The field includes 26 horizontal producing wells with liquid production rates varying from 100 b/d to 2000 b/d. Gas/liquid ratios (GLR) varied as well from as little as 150 scf/stb to 15,000 scf/stb. Clearly, a one-size-fits-all solution was inappropriate?each well had to be evaluated individually and the optimum solution identified. Wells experienced frequent gas-locking, resulting in lost revenue and production interruptions. Shutdowns were also experienced because of power outages or surges resulting in field failures. In addition, startup was difficult, and getting the well stabilized was even more of a challenge.
The implications of these various problems included short pump run life of between 10 and 30 days, unstable production rates and volumes, considerable lost revenue due to downtime, and increased field labor by operations and maintenance personnel. Looking at the reservoir as a whole, it was reckoned that the collective problems resulted in a reduced field recovery factor.
The axial flow gas-handling system was installed on many wells in the field with high GLRs with improved results over the AGH technology. In addition to improved consistency in production on almost all wells where it was installed, several wells that simply could not be pumped with AGH technology were able to be produced with the axial flow system. This technology increased the window where ESPs are effective in this gassy oil reservoir.
A collaborative effort was launched with the objective of ensuring consistent production from all wells at maximum allowable drawdown. The most difficult wells were given special attention, and each well was addressed individually so solutions could be customized.
Real-time monitoring was a key factor in developing the right solution for each well. Until the time when Chesapeake installed its own automation system, monitoring was facilitated by the Schlumberger ESP Watcher surveillance and control system for ESPs, providing 24/7 monitoring to maximize uptime (Figure 4).
Ultimately, it was decided that the conventional wisdom of protecting a pump with current would not work due to the erratic flow characteristics of a high GVF well, so the ESP was protected by monitoring motor winding temperature. The system ties the downhole motor temperature measurement directly to the motor controller. This enables the ESP to ride through gas slugs without shutting down due to unstable flow rates and still protects the system.
A key benefit of the system was that both Chesapeake and Schlumberger could review the data and trends simultaneously through the Web-hosted system and make informed decisions on how to adjust the pump controls or settings without causing damage to the ESP.

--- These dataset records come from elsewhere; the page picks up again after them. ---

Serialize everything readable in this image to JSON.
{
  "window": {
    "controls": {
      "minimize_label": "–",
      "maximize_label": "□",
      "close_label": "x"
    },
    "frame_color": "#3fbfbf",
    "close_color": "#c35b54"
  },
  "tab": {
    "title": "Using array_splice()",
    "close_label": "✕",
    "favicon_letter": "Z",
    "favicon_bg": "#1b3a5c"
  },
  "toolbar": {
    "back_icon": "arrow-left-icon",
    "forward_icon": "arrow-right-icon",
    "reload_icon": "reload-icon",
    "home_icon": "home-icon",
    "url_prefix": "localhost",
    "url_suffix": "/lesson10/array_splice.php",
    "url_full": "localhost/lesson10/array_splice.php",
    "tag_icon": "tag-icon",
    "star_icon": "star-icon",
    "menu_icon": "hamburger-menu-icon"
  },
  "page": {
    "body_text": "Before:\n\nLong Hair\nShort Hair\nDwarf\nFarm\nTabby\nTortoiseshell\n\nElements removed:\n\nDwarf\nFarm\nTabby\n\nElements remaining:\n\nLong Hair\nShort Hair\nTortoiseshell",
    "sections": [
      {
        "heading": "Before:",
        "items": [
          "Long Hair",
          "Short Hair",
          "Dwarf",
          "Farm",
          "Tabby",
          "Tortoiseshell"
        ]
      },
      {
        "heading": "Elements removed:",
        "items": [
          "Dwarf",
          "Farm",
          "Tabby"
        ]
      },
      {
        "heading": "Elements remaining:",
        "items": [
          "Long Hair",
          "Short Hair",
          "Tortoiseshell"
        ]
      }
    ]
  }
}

Each well was considered separately and tuned for consistent performance with very little cycling. Secondarily, by analyzing the production and pump performance data for each well, drawdowns could be optimized.
The field telemetry system gathered and transmitted all relevant data to Chesapeake’s production management team, and most fine-tuning could be performed remotely without the necessity of a field visit. Pump speed could be varied, back pressure could be tuned, and drawdown adjusted.
It has been proven that with the implementation of the gas handling system, the ESP being controlled and monitored remotely, and improved collaboration between operator and service company, there has been a significant reduction in restarts. At the very least, by monitoring pump parameters in real time, Chesapeake found that it can anticipate some field failures before they occur and take steps to minimize downtime and the collateral damage of a major pump failure.